Miras dan kandungan zat adiktif. Itu salah satu paparan salah satu narasumber dalam sebuah debat di salah satu televisi swasta di Indonesia semalam, 21 September 2015. Apakah zat yang membuat kecanduan itu berbahaya bagi moral bangsa ?
Saya mencoba bercerita. Saya awali di tempat gym. Tempat saya mengolah tubuh. Mencoba hidup “Cover both side”.
Susu protein macam whey atau jenis mass grainer biasanya menjadi bekal bagi siapa saja yang serius dalam pembentukan otot. Selain produk itu, banyak diatara olahragawan membawa bekal bubuk kopi untuk menambah stamina dan menaikkan mood saat berlatih.
Dalam kadar tertentu, kafein dalam kopi dapat meningkatkan daya tahan dan mengurangi keletihan pada saat latihan. Konon beberapa atlet American Football mengaku mengonsumsi kopi 2-3 cangkir perhari agar kondisi tubuh saat latihan dan pertandingan benar-benar bersemangat.
Bukankah kopi juga termasuk zat adiktif ?
The Australian Institute of Sport menemukan bahwa kafein dapat merangsang otot menggunakan lemak sebagai bahan bakar daripada menggunakan karbohidrat. Kafein juga banyak digunakan para atlet olahraga daya tahan seperti marathon, untuk mendapatkan energi ekstra saat pertandingan.
Studi lain yang dilakukan di University of Pittsburg juga menemukan hasil serupa, bahwa kafein memiliki kemampuan untuk melepaskan lemak dari jaringan adiposa sehingga lemak bisa lebih mudah dibakar.
Saat kafein masuk ke dalam tubuh, ia akan mengikat reseptor yang terdapat pada sel-sel lemak. Nucleotide adenosine adalah reseptor yang terdapat pada sel-sel lemak yang pada saat tertentu menghalangi pelepasan lemak pada jaringan adiposa.

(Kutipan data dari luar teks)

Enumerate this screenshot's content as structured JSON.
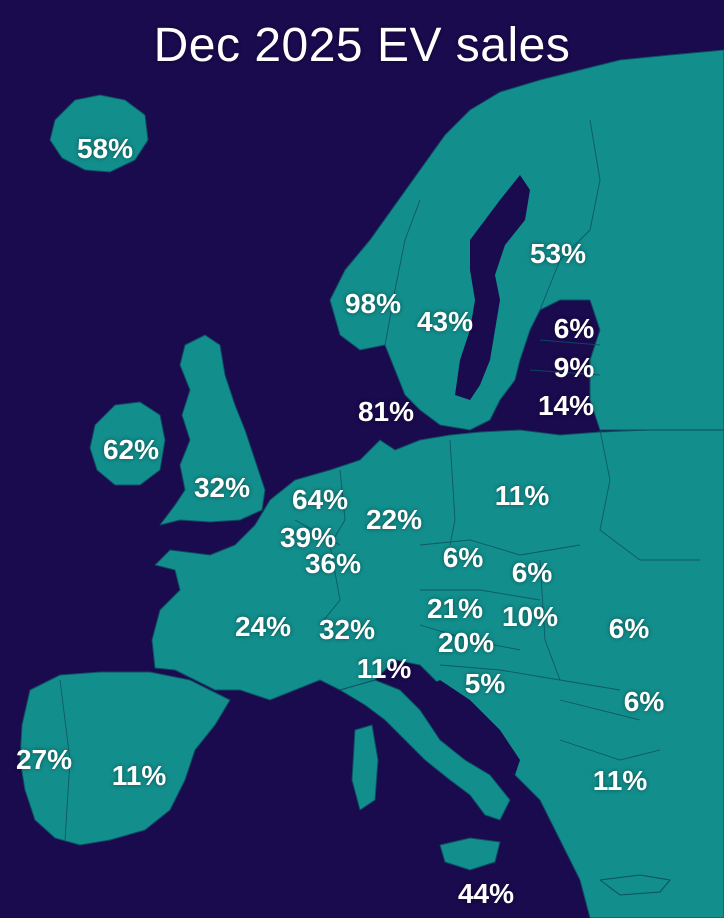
{
  "title": "Dec 2025 EV sales",
  "colors": {
    "sea": "#1a0a4e",
    "land": "#128e8c",
    "border": "#0e4f63",
    "text": "#ffffff"
  },
  "labels": {
    "iceland": "58%",
    "finland": "53%",
    "norway": "98%",
    "sweden": "43%",
    "estonia": "6%",
    "latvia": "9%",
    "lithuania": "14%",
    "denmark": "81%",
    "ireland": "62%",
    "uk": "32%",
    "netherlands": "64%",
    "germany": "22%",
    "poland": "11%",
    "belgium": "39%",
    "luxembourg": "36%",
    "czechia": "6%",
    "slovakia": "6%",
    "austria": "21%",
    "hungary": "10%",
    "romania": "6%",
    "france": "24%",
    "switzerland": "32%",
    "slovenia": "20%",
    "italy": "11%",
    "croatia": "5%",
    "bulgaria": "6%",
    "portugal": "27%",
    "spain": "11%",
    "greece": "11%",
    "malta": "44%"
  }
}
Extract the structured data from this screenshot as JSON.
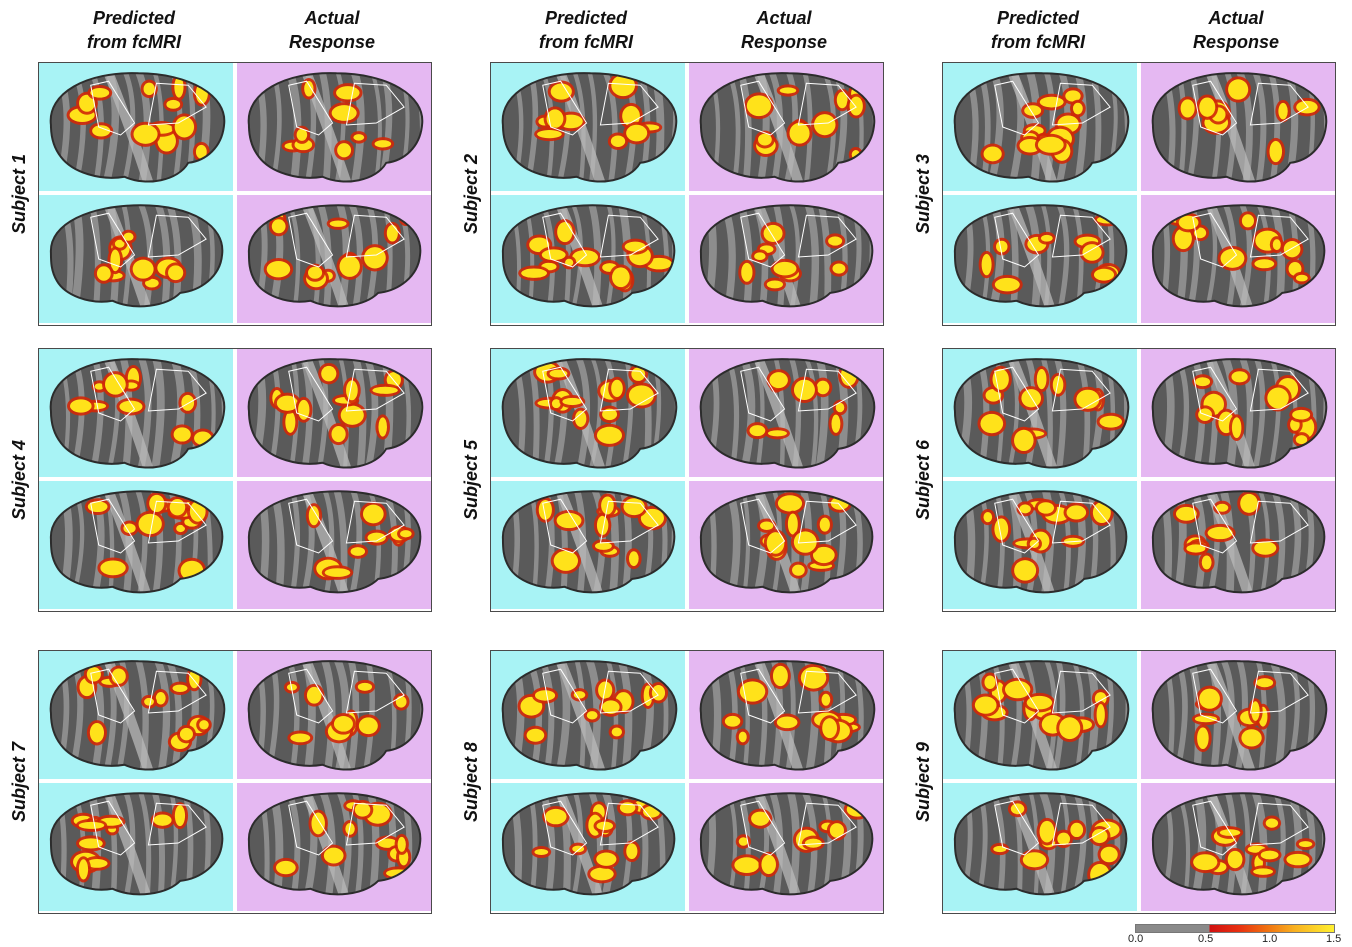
{
  "columns": {
    "predicted": "Predicted\nfrom fcMRI",
    "actual": "Actual\nResponse"
  },
  "subjects": [
    "Subject 1",
    "Subject 2",
    "Subject 3",
    "Subject 4",
    "Subject 5",
    "Subject 6",
    "Subject 7",
    "Subject 8",
    "Subject 9"
  ],
  "colorbar": {
    "ticks": [
      "0.0",
      "0.5",
      "1.0",
      "1.5"
    ],
    "colors": [
      "#8a8a8a",
      "#d01010",
      "#f07010",
      "#fff030"
    ]
  },
  "panel_colors": {
    "predicted": "#a8f3f5",
    "actual": "#e5b8f2"
  }
}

Dengan keberadaan kafein maka kemampuan nucleotide adenosine menghalangi pelepasan lemak dari jaringan adiposa akan menurun, sehingga proses pelepasan lemak dari jaringan adiposa dapat berjalan maksimal. Inilah sebabnya mengonsumsi kafein sebelum latihan sangat efektif untuk membantu proses pembakaran lemak.
Sebuah tinjauan yang baru-baru ini diterbitkan oleh International Coffee Organization menyatakan bahwa kafein pada secangkir kopi (150 gram kafein) mungkin dapat mengurangi kelelahan serta meningkatkan kinerja latihan, termasuk latihan ketahanan dan intensitas tinggi.
Masih soal zat adiktif. Bagaimana dengan minuman beralkohol ?
Dalam ukuran tertentu, banyak olahragawan juga mengkonsumsi bir secara moderat. Bir dipercaya mempercepat proses recovery setelah lari (cardio). Bir memiliki kandungan karbohidrat yang sama dengan susu coklat yang juga bisa mempercepat proses recovery.
Bir ternyata memiliki sejumlah antioksidan alami dan vitamin yang dapat membantu mencegah penyakit jantung dan bahkan membangun kembali otot. Dalam penelitian terbaru yang dikutip dari Fox News, para ilmuwan telah menemukan bahwa bir memiliki beberapa manfaat kesehatan mengejutkan yang dapat membantu menurunkan kolesterol, melawan kanker, dan bahkan membunuh virus.
Bir mengandung 93 persen air, dan menurut sebuah penelitian di Spanyol, itu benar-benar mampu memberikan hidrasi yang lebih baik daripada hanya H2O, ketika seseorang berkeringat di bawah sinar matahari.
Apa yang saya ceritakan diatas memang tidak bisa dijadikan generalisasi dari permasalahan akibat minuman beralkohol di Indonesia. Sudah banyak dari generasi muda yang meninggal karena oplosan karena tidak mampu membeli bir yang harganya lebih mahal dibandingkan oplosan.
Namun juga tidak bisa juga melakukan generalisasi bahwa bir merupakan zat adiktif yang menjadi penyebab dari kriminalitas, urusan moral bangsa hingga menarik kesimpulan bahwa bir dibatasi penjualannya karena mengandung zat adiktif yang berdampak buruk bagi bangsa Indonesia yang beranekaragam suku, bangsa dan bahasa.
Data dari Genam yang merujuk bahwa 18 ribu generasi muda meninggal akibat miras,--sehingga dibuatlah regulasi pembatasan hingga penjualan bir,-- justru berpotensi merusak moral bangsa jika data yang disampaikan hanya untuk mengejar popularitas belaka dan belum bisa dipertanggungjawabkan secara ilmiah di depan publik.
Pembatasan dan pelarangan penjualan bir justru berpotensi perdagangan gelap illegal alcohol juga oplosan.